An athlete running on a track while wearing a mask.
A student athlete running in the Mountain Lion Fieldhouse
Photo by Zach Robbins

     As far as new schedules, the only programs which were altered and moved to the Spring semester are soccer and volleyball, according to Gibson.  

     “The decision for soccer and volleyball came from health and safety within the NCAA and RMAC to move those higher risk sports to the Spring.”  

     Gibson added that all other sports remain on track, including cross country, which has already started off with a successful season.  

     Athletics upholds health and safety as the number one priority. As a result, they have developed protocols and mitigation strategies that allow practices to resume with as little risk as possible, many of which are far more conservative than NCAA guidelines, Gibson explained. Practices take place outside when possible, masks are worn, social distancing is maintained and daily symptom checks take place, among other protocols.  

     All athletes are required to take a separate symptom check from the regular test each student takes and face penalties if they fail to comply with completing the test.  

     “The daily symptom check is emailed to all student athletes each morning and this needs to be completed prior to coming to campus or by 10 a.m. each day,” Gibson wrote. “This is a critical step for campus and athletics, as campus also requires a daily symptom check, and no one should come to campus prior to completing.” 

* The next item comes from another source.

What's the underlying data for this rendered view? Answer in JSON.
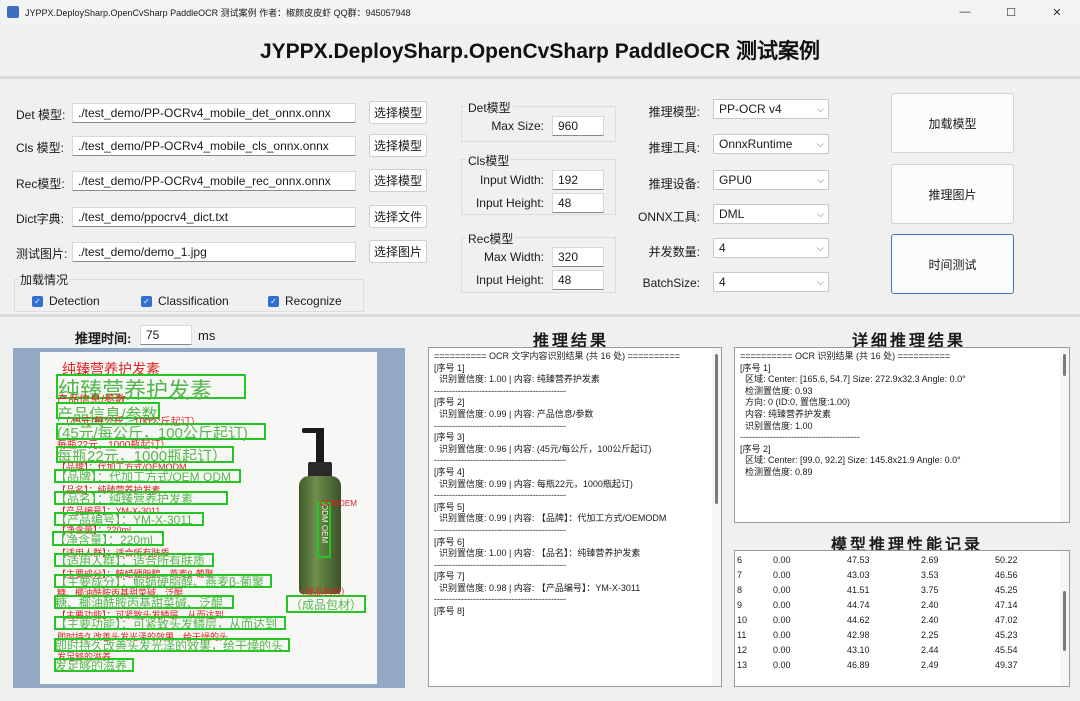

     He continued, “I applaud our student athletes for taking this seriously as I believe it is a critical step to making sure our student athletes and campus remain safe. The penalty is that we will send student athletes home if they have not completed [the symptom check].” 

     Before attending sports meets or games, Gibson is advising students to check the athletics website at for more information specific to the sports function. Students, faculty and community members have already attended the first cross country meet that took place on September 4. 

     “I would recommend that all stay up to date and check our website for more information, as we will have health and safety measures for all events, so that they know what to expect,” Gibson said. 

     Games are also available to view on the website for those who do not wish to or are not able to attend the functions in-person.  

     Persevering through the curveballs thrown at them, athletics is prepared more than ever for this season and beyond, according to Gibson. “Spring can and should be an amazing semester for athletics! We will have more opportunities and exciting events than we have ever had,” he wrote. “I remain positive and hopeful that we will be able to pull this all together and planning efforts continue throughout the Fall.” 

     He also expressed pride in the way UCCS has taken a conservative and realistic approach to keeping athletics safe, and the success of these measures thus far.  

     When asked what the most difficult thing has been with respect to new preparations in the face of COVID, Gibson responded, “I would say, simply, the uncertainty and how quickly things can change. For example, we have spent countless hours planning for something, only to have the circumstances or guidelines change and then we start back over from square one.  

     “It has been a ‘roller-coaster’ at times, but ultimately worth the challenge as this requires us to step up, learn on the fly and set the tone so that we can be safe along with resume what we love.” 

     Gibson expressed his gratitude towards the continual support of the athletics by the UCCS community. “We will get through this and it will take all of us coming together and supporting one another.”